🤖 AI Summary
To address the low computational efficiency—manifested as low throughput, low model FLOPs utilization (MFU), and slow convergence—of LLaMA-style architectures during training and inference, while preserving strong learning capability, this paper proposes an inter-layer shared KV cache mechanism. We introduce a novel cross-layer KV cache reconstruction architecture that integrates hierarchical parameter sharing with dynamic lightweight adaptation, significantly reducing KV computation complexity without compromising model expressivity.

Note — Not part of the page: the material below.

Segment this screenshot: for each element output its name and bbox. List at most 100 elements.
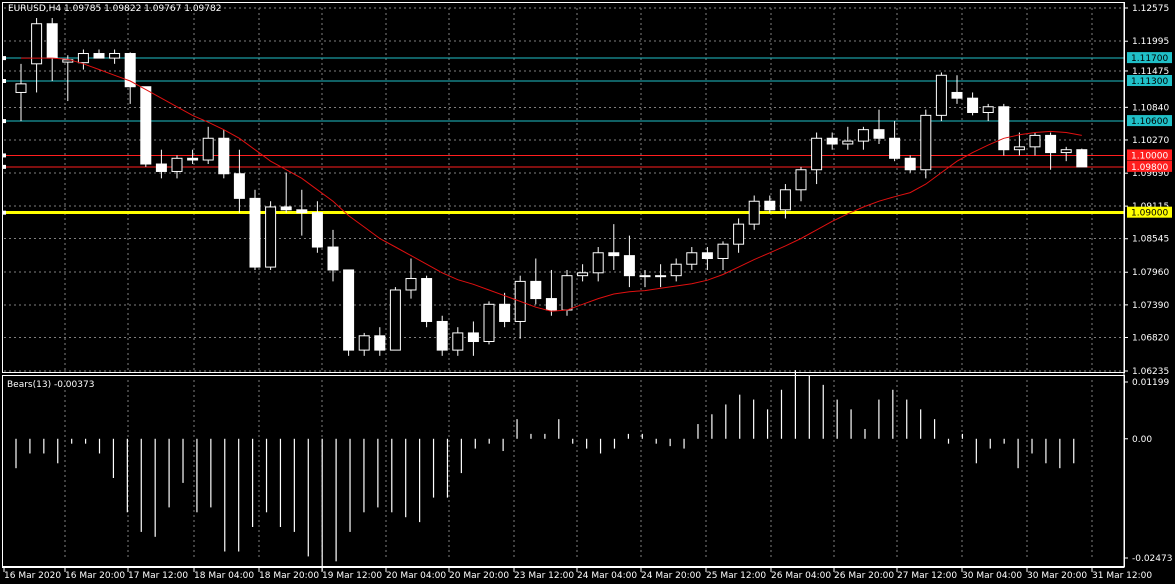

Experiments show that, when applied to LLaMA, our method improves training token throughput by 77%, increases MFU by 16%, and reduces final loss by 14%; for inference, a 1.1B-parameter model achieves a 7% throughput gain. To our knowledge, this is the first work to enable efficient cross-layer reuse of KV caches, establishing a new paradigm for jointly optimizing training efficiency and model performance in large language models.
📝 Abstract
This paper introduces ECHO-LLaMA, an efficient LLaMA architecture designed to improve both the training speed and inference throughput of LLaMA architectures while maintaining its learning capacity. ECHO-LLaMA transforms LLaMA models into shared KV caching across certain layers, significantly reducing KV computational complexity while maintaining or improving language performance. Experimental results demonstrate that ECHO-LLaMA achieves up to 77% higher token-per-second throughput during training, up to 16% higher Model FLOPs Utilization (MFU), and up to 14% lower loss when trained on an equal number of tokens. Furthermore, on the 1.1B model, ECHO-LLaMA delivers approximately 7% higher test-time throughput compared to the baseline. By introducing a computationally efficient adaptation mechanism, ECHO-LLaMA offers a scalable and cost-effective solution for pretraining and finetuning large language models, enabling faster and more resource-efficient training without compromising performance.